Indonesian Army Unveils Three New Infantry Brigades PDF Afdrukken

The chief of the Army introduced three new infantry brigades on Tuesday as part of the government’s defense strategy, while the Ministry of Maritime Affairs and Fisheries announced a three-pronged approach to develop the country’s maritime sector.

“The creation of these new infantry brigades is part of our defense strategy to maintain the country’s sovereignty. I hope these new headquarters become a source of pride for citizens living around them,” said Army Chief Lt. Gen. George Toisutta during the ceremony unveiling the brigades.

George said the new brigades were the 21 Komodo Infantry Brigade under the Denpasar-based Udayana military command, the 22 Ota Manasa Infantry Brigade under the First Division of the Army’s Strategic Command and the 24 Bulungan Cakti Infantry Brigade under the Balikpapan-based Tanjungpura military command in East Kalimantan.

The Udayana command covers Bali, West Nusa Tenggara, and East Nusa Tenggara provinces, while the Tanjungpura command oversees security in four provinces of Kalimantan. The First Division of the Army’s Strategic Reserve Command is based in Depok, West Java.

Each brigade consists of about 300 soldiers.

George said the new brigades were intended to ensure security, both for the citizens living in the immediate surroundings of the headquarters and for Indonesia as a whole.
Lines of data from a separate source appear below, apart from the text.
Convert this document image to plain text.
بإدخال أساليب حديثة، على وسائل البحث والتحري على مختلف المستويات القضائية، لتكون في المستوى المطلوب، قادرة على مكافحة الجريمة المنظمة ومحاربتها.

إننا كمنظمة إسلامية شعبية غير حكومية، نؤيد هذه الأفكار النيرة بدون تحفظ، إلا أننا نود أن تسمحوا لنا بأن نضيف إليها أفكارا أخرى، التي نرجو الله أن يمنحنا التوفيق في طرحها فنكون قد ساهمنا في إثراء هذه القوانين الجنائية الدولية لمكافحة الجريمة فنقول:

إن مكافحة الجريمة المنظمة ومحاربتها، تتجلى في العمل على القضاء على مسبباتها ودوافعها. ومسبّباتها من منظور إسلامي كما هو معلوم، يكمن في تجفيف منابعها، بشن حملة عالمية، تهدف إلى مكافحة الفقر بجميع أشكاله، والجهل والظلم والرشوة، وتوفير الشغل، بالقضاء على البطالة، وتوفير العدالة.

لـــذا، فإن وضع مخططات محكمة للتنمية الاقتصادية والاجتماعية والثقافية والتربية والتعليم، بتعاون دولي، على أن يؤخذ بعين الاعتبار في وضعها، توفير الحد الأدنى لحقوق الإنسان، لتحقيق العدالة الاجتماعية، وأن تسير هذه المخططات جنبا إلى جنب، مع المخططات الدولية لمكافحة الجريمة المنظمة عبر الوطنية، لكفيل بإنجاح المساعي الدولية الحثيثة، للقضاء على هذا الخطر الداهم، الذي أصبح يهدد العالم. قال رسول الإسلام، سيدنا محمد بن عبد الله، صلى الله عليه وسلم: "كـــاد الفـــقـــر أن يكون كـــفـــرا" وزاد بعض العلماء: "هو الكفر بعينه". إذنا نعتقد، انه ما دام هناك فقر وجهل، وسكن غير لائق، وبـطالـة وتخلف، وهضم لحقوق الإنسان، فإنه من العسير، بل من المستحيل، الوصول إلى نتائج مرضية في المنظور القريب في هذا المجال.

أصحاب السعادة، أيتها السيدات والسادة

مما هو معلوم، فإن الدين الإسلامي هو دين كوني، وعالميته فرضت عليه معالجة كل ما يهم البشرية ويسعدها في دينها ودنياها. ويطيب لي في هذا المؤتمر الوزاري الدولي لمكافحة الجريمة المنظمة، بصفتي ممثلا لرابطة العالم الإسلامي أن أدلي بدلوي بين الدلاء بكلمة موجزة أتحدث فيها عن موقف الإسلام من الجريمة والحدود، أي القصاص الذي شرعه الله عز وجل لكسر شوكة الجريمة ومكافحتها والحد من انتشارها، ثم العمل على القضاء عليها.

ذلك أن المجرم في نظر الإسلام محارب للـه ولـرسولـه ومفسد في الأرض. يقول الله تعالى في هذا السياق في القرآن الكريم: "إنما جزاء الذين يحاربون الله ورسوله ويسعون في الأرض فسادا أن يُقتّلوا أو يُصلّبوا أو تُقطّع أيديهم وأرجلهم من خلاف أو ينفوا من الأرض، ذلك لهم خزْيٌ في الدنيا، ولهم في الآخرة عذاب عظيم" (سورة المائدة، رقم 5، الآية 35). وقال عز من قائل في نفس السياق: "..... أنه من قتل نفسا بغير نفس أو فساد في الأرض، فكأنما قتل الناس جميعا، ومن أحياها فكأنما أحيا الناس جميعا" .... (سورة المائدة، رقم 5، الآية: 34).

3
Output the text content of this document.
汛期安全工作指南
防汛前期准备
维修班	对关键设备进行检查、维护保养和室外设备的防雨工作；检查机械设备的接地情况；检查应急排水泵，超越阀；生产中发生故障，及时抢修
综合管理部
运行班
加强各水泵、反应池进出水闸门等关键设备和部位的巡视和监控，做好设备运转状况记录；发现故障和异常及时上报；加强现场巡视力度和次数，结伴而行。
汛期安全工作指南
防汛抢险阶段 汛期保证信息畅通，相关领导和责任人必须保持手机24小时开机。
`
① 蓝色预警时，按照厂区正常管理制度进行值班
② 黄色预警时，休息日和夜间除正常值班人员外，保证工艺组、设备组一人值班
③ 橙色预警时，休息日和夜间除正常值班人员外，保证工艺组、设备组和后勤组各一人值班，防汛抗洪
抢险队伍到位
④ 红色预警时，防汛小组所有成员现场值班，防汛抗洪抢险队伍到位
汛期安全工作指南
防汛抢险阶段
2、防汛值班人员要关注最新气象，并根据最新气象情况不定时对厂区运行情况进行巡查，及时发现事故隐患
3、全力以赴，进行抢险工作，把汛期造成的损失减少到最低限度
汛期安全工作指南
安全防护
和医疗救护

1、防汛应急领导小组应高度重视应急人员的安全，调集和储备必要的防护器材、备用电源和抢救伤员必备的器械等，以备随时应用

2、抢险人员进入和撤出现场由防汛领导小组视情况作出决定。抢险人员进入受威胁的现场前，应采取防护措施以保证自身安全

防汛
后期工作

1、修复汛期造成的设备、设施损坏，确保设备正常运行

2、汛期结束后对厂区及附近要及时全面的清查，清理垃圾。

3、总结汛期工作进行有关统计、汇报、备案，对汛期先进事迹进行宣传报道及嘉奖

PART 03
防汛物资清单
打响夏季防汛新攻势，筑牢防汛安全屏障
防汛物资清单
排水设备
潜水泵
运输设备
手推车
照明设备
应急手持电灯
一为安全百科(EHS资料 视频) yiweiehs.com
He reminded all Army soldiers of the importance of good relations and cooperation with the community.

He said Indonesia was now living in a democracy where freedom of speech and differences of opinion must be respected.

“But remember that such differences must not become a reason for conflict and all Army members must bear that in mind when dealing with other soldiers or civilians,” he said.

The Armed Forces (TNI) earlier announced that it planned to establish a military command in West Kalimantan in 2010, while a study for one in Papua is expected to begin next year.

After his appointment to Army chief earlier this month, George said he would follow up on the military command proposals. All commands are designated in strategic areas around the country, he said.

Separately, Minister of Maritime Affairs and Fisheries Fadel Muhammad said the government had drafted three policies to develop the country’s maritime sector.

First, the government will legislate to create a comprehensive and focused national policy.

Secondly, an economic blueprint will be written to maximize the potential of the country’s maritime resources. This is to be carried out with participation from coastal communities.

“The third is how to guarantee good governance in conducting programs in the maritime sector. It will be like a code of conduct for good practice in managing the sector,” said Fadel in his statement, which was read by Rear Admiral Sugiono during the 10th anniversary of the Naval Nusantara Day.

The Nusantara Day commemorates the Djuanda Declaration, which was signed on Dec. 13, 1957, by former Prime Minister Djuanda Kartawidjaja, which stated that all waters within the Indonesian archipelago were parts of Indonesian maritime territory.

Navy Spokesman First Admiral Iskandar Sitompul said the Navy would support any government plans to develop the country’s maritime sector.